Lt Eddie McDonnell was the son of Lieutenant Colonel John McDonnell (killed in action September 1918) and Senta McDonnell (daughter of Robert Darcy Jameson of Kilsharvan, County Meath, Ireland).
He came to Winchester as a War Exhibitioner and proved a keen sportsman. He was a fine gymnast and won the Gold Medal in 1933.
As a sergeant in the OTC, he helped his House to win Bather Cup in the same year. He was also a good hurdler and a keen rider.
He went to RMC Sandhurst in 1933 as a Prize Cadet and became an Under-Officer. Commissioned in 1935 into the 8th King’s (Royal Irish) Hussars, he then served in Palestine, gaining promotion to Lieutenant in 1938.
A correspondent in The Times wrote of him as follows:
“Eddie McDonnell was given much: brains, exuberant spirits, and perfect health… He joined the 8th Hussars and entered wholeheartedly into all the varied phases of regimental life. A good and extremely keen soldier, he tackled every duty, however trivial, with amazing zest and conscientiousness. Rich are our memories of Eddie in the field of the sport before the war – saddling up some woolly youngster at Punchestown; hurdle racing in Cairo; that weird and wonderful polo back-hander. His happy home life in Ireland, with the regiment and all that it stood for, were the things most dear to him.”
He saw active service in North Africa from 1939 and was attached to the headquarters of the 7th Armoured Division, the famous ‘Desert Rats’ he was present during the successful campaign in Cyrenaica (Libya) of early 1941, under the command of a Wykehamist, General Archibald Wavell.
As Sir Winston Churchill put it: “… in two months the Army of the Nile had advanced five hundred miles, had destroyed the Italian Army of more than nine divisions and had captured 130,000 prisoners, four hundred tanks and 1290 guns.”

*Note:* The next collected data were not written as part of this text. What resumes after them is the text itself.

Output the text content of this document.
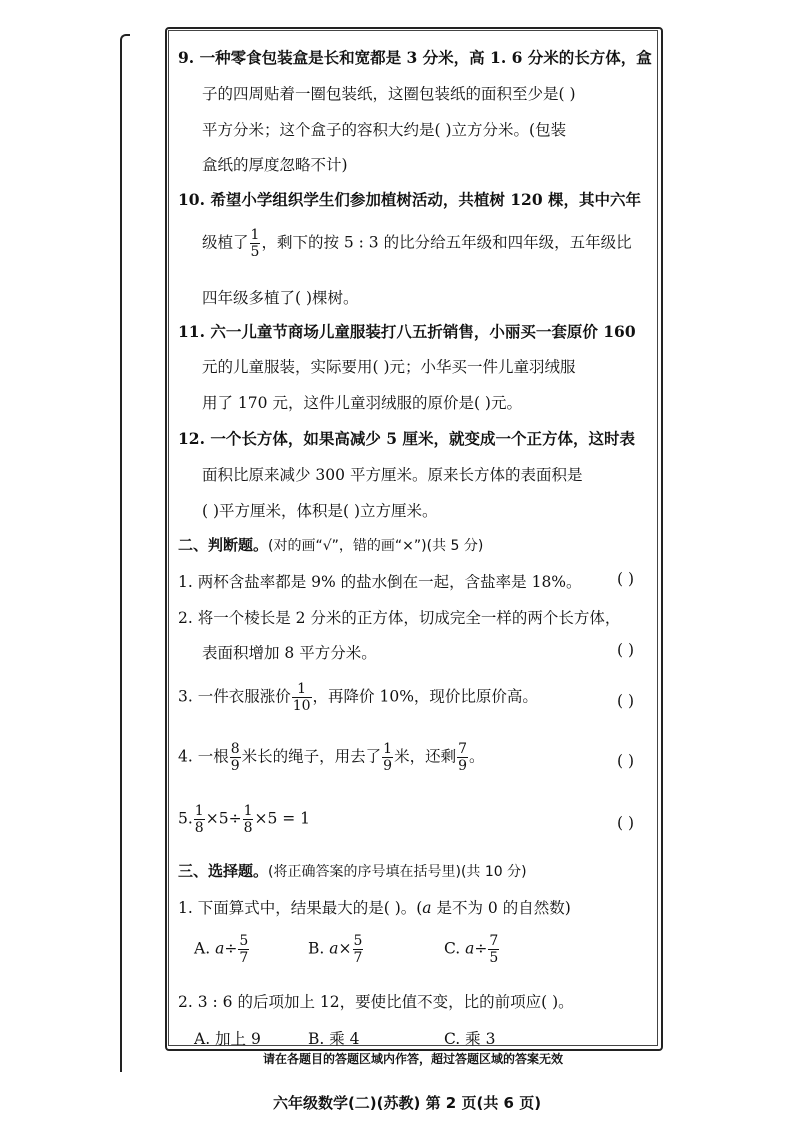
9. 一种零食包装盒是长和宽都是 3 分米，高 1. 6 分米的长方体，盒
子的四周贴着一圈包装纸，这圈包装纸的面积至少是( )
平方分米；这个盒子的容积大约是( )立方分米。(包装
盒纸的厚度忽略不计)
10. 希望小学组织学生们参加植树活动，共植树 120 棵，其中六年
级植了 $\frac{1}{5}$ ，剩下的按 5 : 3 的比分给五年级和四年级，五年级比
四年级多植了( )棵树。
11. 六一儿童节商场儿童服装打八五折销售，小丽买一套原价 160
元的儿童服装，实际要用( )元；小华买一件儿童羽绒服
用了 170 元，这件儿童羽绒服的原价是( )元。
12. 一个长方体，如果高减少 5 厘米，就变成一个正方体，这时表
面积比原来减少 300 平方厘米。原来长方体的表面积是
( )平方厘米，体积是( )立方厘米。
二、判断题。(对的画“√”，错的画“×”)(共 5 分)
1. 两杯含盐率都是 9% 的盐水倒在一起，含盐率是 18%。 ( )
2. 将一个棱长是 2 分米的正方体，切成完全一样的两个长方体，
表面积增加 8 平方分米。	( )
3. 一件衣服涨价 $\frac{1}{10}$ ，再降价 10%，现价比原价高。	( )
4. 一根 $\frac{8}{9}$ 米长的绳子，用去了 $\frac{1}{9}$ 米，还剩 $\frac{7}{9}$ 。	( )
5. $\frac{1}{8} \times 5\div \frac{1}{8} \times 5 = 1$	( )
三、选择题。(将正确答案的序号填在括号里)(共 10 分)
1. 下面算式中，结果最大的是( )。(a 是不为 0 的自然数)
A. $a\div \frac{5}{7}$	B. $a\times \frac{5}{7}$	C. $a\div \frac{7}{5}$
2. 3 : 6 的后项加上 12，要使比值不变，比的前项应( )。
A. 加上 9	B. 乘 4	C. 乘 3
请在各题目的答题区域内作答，超过答题区域的答案无效
六年级数学(二)(苏教) 第 2 页(共 6 页)
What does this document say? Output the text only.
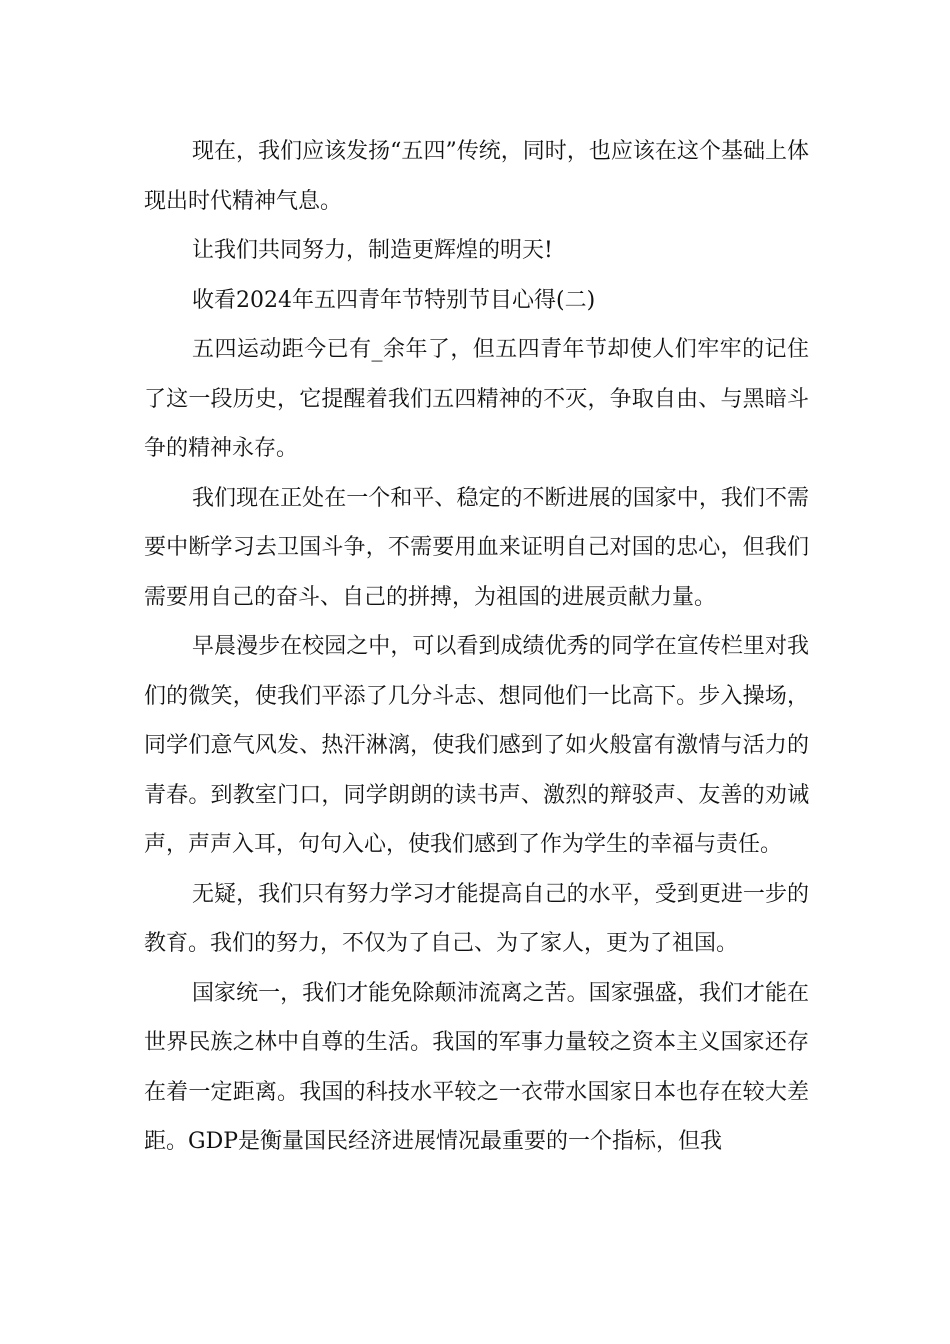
现在，我们应该发扬“五四”传统，同时，也应该在这个基础上体现出时代精神气息。

让我们共同努力，制造更辉煌的明天!

收看2024年五四青年节特别节目心得(二)

五四运动距今已有_余年了，但五四青年节却使人们牢牢的记住了这一段历史，它提醒着我们五四精神的不灭，争取自由、与黑暗斗争的精神永存。

我们现在正处在一个和平、稳定的不断进展的国家中，我们不需要中断学习去卫国斗争，不需要用血来证明自己对国的忠心，但我们需要用自己的奋斗、自己的拼搏，为祖国的进展贡献力量。

早晨漫步在校园之中，可以看到成绩优秀的同学在宣传栏里对我们的微笑，使我们平添了几分斗志、想同他们一比高下。步入操场，同学们意气风发、热汗淋漓，使我们感到了如火般富有激情与活力的青春。到教室门口，同学朗朗的读书声、激烈的辩驳声、友善的劝诫声，声声入耳，句句入心，使我们感到了作为学生的幸福与责任。

无疑，我们只有努力学习才能提高自己的水平，受到更进一步的教育。我们的努力，不仅为了自己、为了家人，更为了祖国。

国家统一，我们才能免除颠沛流离之苦。国家强盛，我们才能在世界民族之林中自尊的生活。我国的军事力量较之资本主义国家还存在着一定距离。我国的科技水平较之一衣带水国家日本也存在较大差距。GDP是衡量国民经济进展情况最重要的一个指标，但我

The climactic battle of the Cyrenaica campaign was that of Beda Fomm, February 5th-6th 1941. An officer in 3rd Hussars, Lieutenant Roy Farran, wrote of Beda Fomm that:
“For ten miles as far as the eye could see there was a mass of abandoned lorries and tanks. The enemy panicked in the night after his vehicles got stuck in soft sand while attempting to wriggle past us down the coast road. Leaving their lorries, guns and tanks, almost all undamaged, they had bolted down to the beaches. It was a glorious victory. The Italian Army of Cyrenaica was completely smashed.”
After this stunning victory, advance elements of the 7th Armoured Division pressed onwards southwest towards Tripoli and Tunisia. On February 11th (the regimental history states February 7th), McDonnell was severely wounded in a bombing attack on the headquarters of the 7th Armoured Division in Benghazi, struck in the legs by a blast from an aerial mine.
McDonnell died in Benghazi on February 16th at the age of twenty-five.
A short time before his death, whilst serving on the Staff, McDonnell wrote:
“I’m learning a lot here which will be useful if this line of country is to continue, although I hope it won’t, as I want to go back now and do my ordinary job in the regiment while this show is on.”
He rests in grave 7.D.30 of the Benghazi War Cemetery, on which is inscribed: “Tout Jour Pret”.